Opinion: 2026 may迎 "Crypto Winter," but institutionalization and on-chain transformation are accelerating

On December 29, Cantor Fitzgerald stated in its latest year-end report that Bitcoin may be entering a multi-month downtrend cycle, and the market could be ahead of schedule in entering the “crypto winter” of 2026. Analyst Brett Knoblauch believes that Bitcoin has fallen approximately 85 days from its recent high, and the price may continue to face pressure, potentially testing the Strategy’s average cost line of around $75,000. However, unlike previous cycles, this downturn is unlikely to be accompanied by large-scale liquidations or systemic crashes.

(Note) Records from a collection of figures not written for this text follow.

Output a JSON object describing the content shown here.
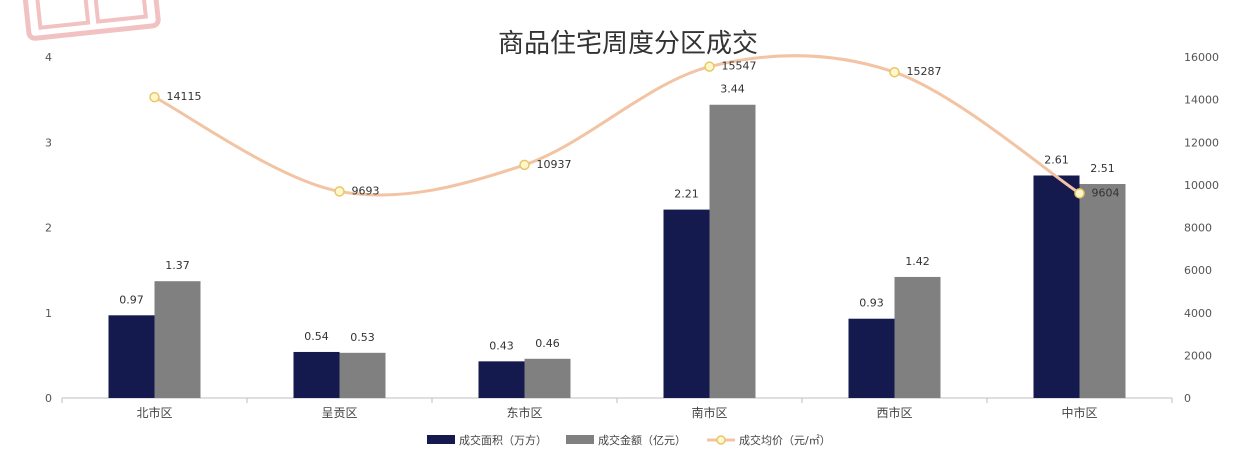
{
  "chart_data": {
    "type": "bar",
    "title": "商品住宅周度分区成交",
    "categories": [
      "北市区",
      "呈贡区",
      "东市区",
      "南市区",
      "西市区",
      "中市区"
    ],
    "series": [
      {
        "name": "成交面积（万方）",
        "kind": "bar",
        "axis": "left",
        "values": [
          0.97,
          0.54,
          0.43,
          2.21,
          0.93,
          2.61
        ]
      },
      {
        "name": "成交金额（亿元）",
        "kind": "bar",
        "axis": "left",
        "values": [
          1.37,
          0.53,
          0.46,
          3.44,
          1.42,
          2.51
        ]
      },
      {
        "name": "成交均价（元/㎡）",
        "kind": "line",
        "axis": "right",
        "values": [
          14115,
          9693,
          10937,
          15547,
          15287,
          9604
        ]
      }
    ],
    "left_axis": {
      "ylim": [
        0,
        4
      ],
      "ticks": [
        0,
        1,
        2,
        3,
        4
      ]
    },
    "right_axis": {
      "ylim": [
        0,
        16000
      ],
      "ticks": [
        0,
        2000,
        4000,
        6000,
        8000,
        10000,
        12000,
        14000,
        16000
      ]
    },
    "legend_position": "bottom",
    "grid": false,
    "colors": {
      "area": "#141a4e",
      "amount": "#808080",
      "price_line": "#f2c4a3",
      "price_marker_fill": "#fff7cc",
      "price_marker_stroke": "#e8c766",
      "axis": "#bfbfbf",
      "watermark": "#d9534f"
    }
  }
}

Cantor pointed out that the current market is dominated by institutions rather than retail investors, and the “divergence” between token prices and on-chain fundamentals is widening, especially in the areas of DeFi, tokenized assets, and crypto infrastructure. On the regulatory front, the passage of the U.S. Digital Asset Market Clarity Act is seen as a key turning point, which could reduce policy uncertainty and encourage banks and asset management firms to participate more deeply in the crypto market. Cantor summarized that although 2026 may not usher in a new bull market, the institutionalization, compliance pathways, and on-chain infrastructure of the crypto industry are gradually being solidified alongside the cooling of prices.